Keith Harris is a ventriloquist best known for operating a fluffy duck called Orville. Together, in 1983, they reached No 4 in the charts, singing "I wish I could fly, way up to the sky, but I can't". I don't think it's the same Keith Harris who has been trying to find a buyer for Everton FC these last few years, but it might as well have been.
In Bill Kenwright's meeting with the Blue Union supporters' group last week, the Everton chairman, among many other candid admissions that he was promised would be kept confidential, reportedly explained that Harris, who runs investment bank Seymour Pierce, did once find potential purchasers for the beleaguered club, and that they were allowed to conduct due diligence before turning out to be hoaxers. It turned out that the man claiming to be the one-time head of ICI in East Asia didn't own a hedge fund, as Harris believed. In fact, he didn't even own a hedge. He lived in a one-bedroom flat.
All this, compounded by Kenwright's revelation that Barclays Bank has cut the club's overdraft facility, would make Everton a laughing stock if it weren't for the gallows humour already in full swing along Goodison Road. I received two text messages last week from fellow Evertonians.
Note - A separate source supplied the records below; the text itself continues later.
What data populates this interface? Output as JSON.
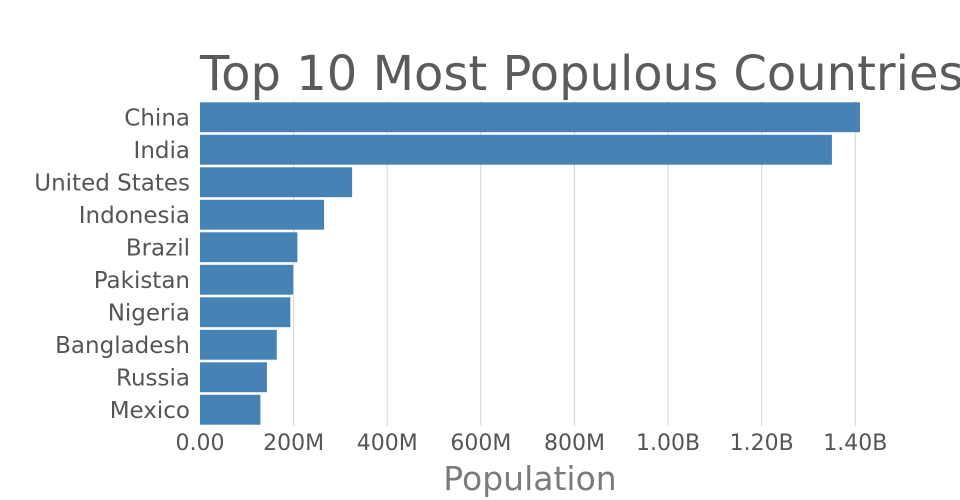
{
  "chart_data": {
    "type": "bar",
    "orientation": "horizontal",
    "title": "Top 10 Most Populous Countries",
    "xlabel": "Population",
    "ylabel": "",
    "categories": [
      "China",
      "India",
      "United States",
      "Indonesia",
      "Brazil",
      "Pakistan",
      "Nigeria",
      "Bangladesh",
      "Russia",
      "Mexico"
    ],
    "values": [
      1410000000,
      1350000000,
      325000000,
      265000000,
      208000000,
      199000000,
      193000000,
      164000000,
      143000000,
      129000000
    ],
    "xlim": [
      0,
      1500000000
    ],
    "x_ticks": [
      0,
      200000000,
      400000000,
      600000000,
      800000000,
      1000000000,
      1200000000,
      1400000000
    ],
    "x_tick_labels": [
      "0.00",
      "200M",
      "400M",
      "600M",
      "800M",
      "1.00B",
      "1.20B",
      "1.40B"
    ],
    "grid": "vertical",
    "legend": "none",
    "bar_color": "#4682b4"
  }
}
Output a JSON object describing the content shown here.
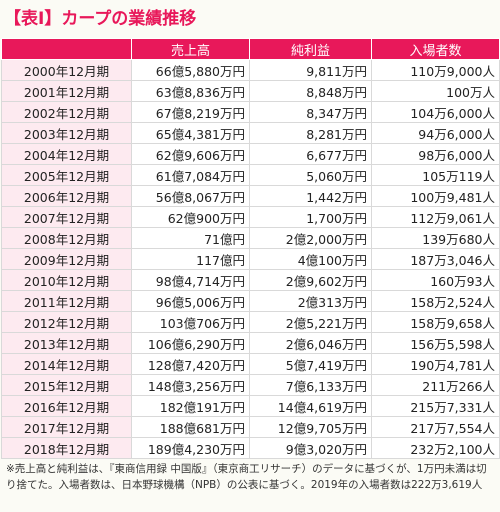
{
  "title": "【表Ⅰ】カープの業績推移",
  "headers": [
    "",
    "売上高",
    "純利益",
    "入場者数"
  ],
  "rows": [
    {
      "year": "2000年12月期",
      "sales": "66億5,880万円",
      "profit": "9,811万円",
      "attendance": "110万9,000人"
    },
    {
      "year": "2001年12月期",
      "sales": "63億8,836万円",
      "profit": "8,848万円",
      "attendance": "100万人"
    },
    {
      "year": "2002年12月期",
      "sales": "67億8,219万円",
      "profit": "8,347万円",
      "attendance": "104万6,000人"
    },
    {
      "year": "2003年12月期",
      "sales": "65億4,381万円",
      "profit": "8,281万円",
      "attendance": "94万6,000人"
    },
    {
      "year": "2004年12月期",
      "sales": "62億9,606万円",
      "profit": "6,677万円",
      "attendance": "98万6,000人"
    },
    {
      "year": "2005年12月期",
      "sales": "61億7,084万円",
      "profit": "5,060万円",
      "attendance": "105万119人"
    },
    {
      "year": "2006年12月期",
      "sales": "56億8,067万円",
      "profit": "1,442万円",
      "attendance": "100万9,481人"
    },
    {
      "year": "2007年12月期",
      "sales": "62億900万円",
      "profit": "1,700万円",
      "attendance": "112万9,061人"
    },
    {
      "year": "2008年12月期",
      "sales": "71億円",
      "profit": "2億2,000万円",
      "attendance": "139万680人"
    },
    {
      "year": "2009年12月期",
      "sales": "117億円",
      "profit": "4億100万円",
      "attendance": "187万3,046人"
    },
    {
      "year": "2010年12月期",
      "sales": "98億4,714万円",
      "profit": "2億9,602万円",
      "attendance": "160万93人"
    },
    {
      "year": "2011年12月期",
      "sales": "96億5,006万円",
      "profit": "2億313万円",
      "attendance": "158万2,524人"
    },
    {
      "year": "2012年12月期",
      "sales": "103億706万円",
      "profit": "2億5,221万円",
      "attendance": "158万9,658人"
    },
    {
      "year": "2013年12月期",
      "sales": "106億6,290万円",
      "profit": "2億6,046万円",
      "attendance": "156万5,598人"
    },
    {
      "year": "2014年12月期",
      "sales": "128億7,420万円",
      "profit": "5億7,419万円",
      "attendance": "190万4,781人"
    },
    {
      "year": "2015年12月期",
      "sales": "148億3,256万円",
      "profit": "7億6,133万円",
      "attendance": "211万266人"
    },
    {
      "year": "2016年12月期",
      "sales": "182億191万円",
      "profit": "14億4,619万円",
      "attendance": "215万7,331人"
    },
    {
      "year": "2017年12月期",
      "sales": "188億681万円",
      "profit": "12億9,705万円",
      "attendance": "217万7,554人"
    },
    {
      "year": "2018年12月期",
      "sales": "189億4,230万円",
      "profit": "9億3,020万円",
      "attendance": "232万2,100人"
    }
  ],
  "note": "※売上高と純利益は、『東商信用録 中国版』（東京商工リサーチ）のデータに基づくが、1万円未満は切り捨てた。入場者数は、日本野球機構（NPB）の公表に基づく。2019年の入場者数は222万3,619人",
  "colors": {
    "accent": "#e8185a",
    "year_cell_bg": "#fdeaf0"
  }
}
One of them exulted in our team's unbeaten start to the season, having confounded our reputation as slow starters by surviving the Premier League's opening weekend without conceding a single goal – albeit partly, if not entirely, as a consequence of not having played yet, following the postponement, in the wake of the riots, of the fixture at Tottenham Hotspur. Speaking of which, the other text reported that rioters had broken into Goodison Park and caused £30,000 worth of improvements.
But despite what Reader's Digest used to tell us, laughter is not always the best medicine. There are only two ways in which Evertonian pain can be quelled. One is for Harris, or Roger de Courcey, or even the late Ray Alan and Lord Charles, or somebody, to find new sources of investment in a club that, by any measure, is one of the great institutions of English football, residents of the top division for longer than Manchester United, Arsenal, Liverpool or anyone else you care to mention. The other, if only as a short-term palliative, is for David Moyes and his players to get off, unlike Orville the Duck, to a flyer. That means three emphatic points today against Queen's Park Rangers.
Some supporters, dispiritingly, see Moyes as part of the venerable club's problems rather than its brightest asset. Yet if anyone's standing has been enhanced by Kenwright's meeting with the Blue Union it is surely that of the Everton manager. Everyone knew that in repeatedly securing top-eight finishes he had to deal with financial constraints. Not many were aware that the constraints amount to a straitjacket, chloroform and a sack over the head.
Kenwright, meanwhile, told the Blue Union that he has received death threats, and I don't suppose he will take his seat in the directors' box today feeling quite up to dispensing his usual bonhomie. I should add here that I know, like and respect Bill Kenwright. I have sat both in his London office and his home talking Everton, and have also received his hospitality at Goodison.
Of course, responsible sports journalism sometimes means having to bite the hand that feeds you half-time sandwiches, but I honestly don't think that he deserves bitter abuse, let alone threats to his life. It is my fervent belief that he has always acted in the best interests, or what he sincerely considered were the best interests, of a club for which he manifestly feels a passion that impressed even the Blue Union posse. That said, he has just as manifestly made mistakes, and maybe the biggest of them is not being a billionaire.
Another might just be the faith he has shown in Keith Harris, whose namesake eventually managed to convince Orville the Duck that even though he couldn't fly way up to the sky, everything would be OK. If only Evertonians could find similar reassurance.
Mourinho goes from Special to Specious One
When Jose Mourinho became manager of Internazionale three years ago, he gave a press conference in which he radiated urbane intelligence and wit, and did so in very passable Italian, which not even seasoned Mourinho watchers knew was part of his repertoire.
We were not then aware that he would win Serie A in successive seasons at Inter, and the Champions League, but that press conference alone seemed like ample confirmation of the status he had bestowed on himself at Chelsea, as European football's "Special One". When he moved on to Real Madrid there was no reason to doubt that he would again assert his brilliance. And yet this week, with more boorish outbursts and whether or not he intended to poke Barcelona's assistant coach, Tito Vilanova, in the eye, Mourinho completed his transformation into the Specious One. The consensus in Spain seems to be that Spanish football no longer needs him. And I can't help thinking that English football does not need him back.
How to survive a life in boxing
Don King is 80 today. Bob Arum, another of the world's top boxing promoters, turns 80 later this year. Frank Warren will be 60 next year, shows no signs of slowing down, and usually looks almost cherubically healthy. Proof, as if it were needed, that the really smart guys in boxing do their bobbing and weaving behind desks and on telephones.